Le rotor périphérique résout un problème que le rotor central n'a jamais cessé de poser : la masse oscillante montée au centre de la platine ajoute de l'épaisseur et masque le mécanisme. Déplacer cette masse vers la périphérie du mouvement change tout, géométriquement et optiquement.
Le principe est simple : le poids oscillant prend une forme annulaire ou de segment curviligne, et tourne le long de la circonférence externe de la platine au lieu de tourner sur un pivot central. Le centre du mouvement reste libre. L'épaisseur axiale diminue car le rotor ne chevauche pas les ponts : il s'adosse au bord de la platine, occupant le même plan radial que le mouvement au lieu d'ajouter une couche par-dessus. C'est la différence entre un livre ouvert et un livre avec une pièce de monnaie collée sur la couverture.

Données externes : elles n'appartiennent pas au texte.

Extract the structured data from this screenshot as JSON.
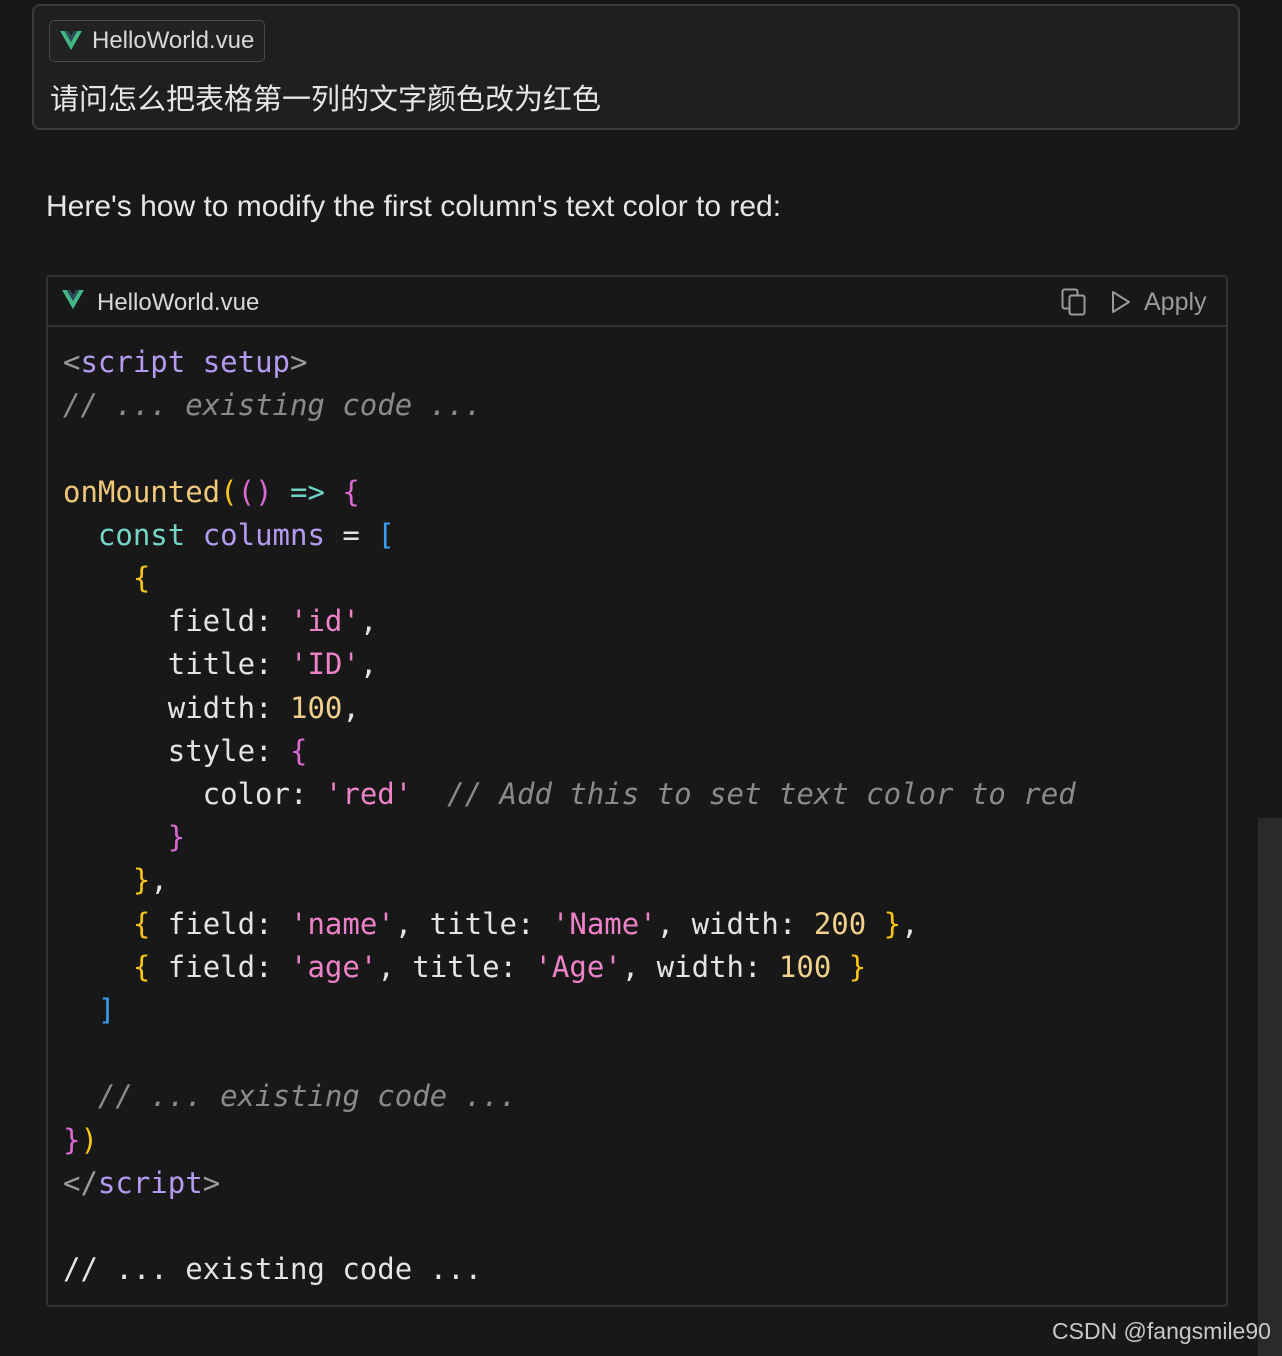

À l'établi, j'ai vu trois familles distinctes. Le rotor central classique, que je ne demande jamais au client d'apprécier esthétiquement : il masque simplement le mouvement. Le micro-rotor, qui libère presque toute la vue mais a une masse réduite et se remonte plus lentement. Le rotor périphérique, qui combine une masse plus généreuse — et donc une remontée plus efficace — avec la visibilité totale du mécanisme. Ce n'est pas la solution universelle : elle nécessite des guides ou des billes de roulement le long du bord interne du mouvement, des solutions constructives qui ajoutent de la complexité et du coût. Jaeger-LeCoultre dans le calibre 362 utilise 36 sphères en céramique. Bulgari dans le BVL 388 atteint 3,50 mm d'épaisseur totale du mouvement. Vacheron Constantin dans le calibre 2160 monte le rotor en or 22 carats et obtient 5,65 mm de hauteur globale tout en laissant la cage du tourbillon complètement visible par le fond.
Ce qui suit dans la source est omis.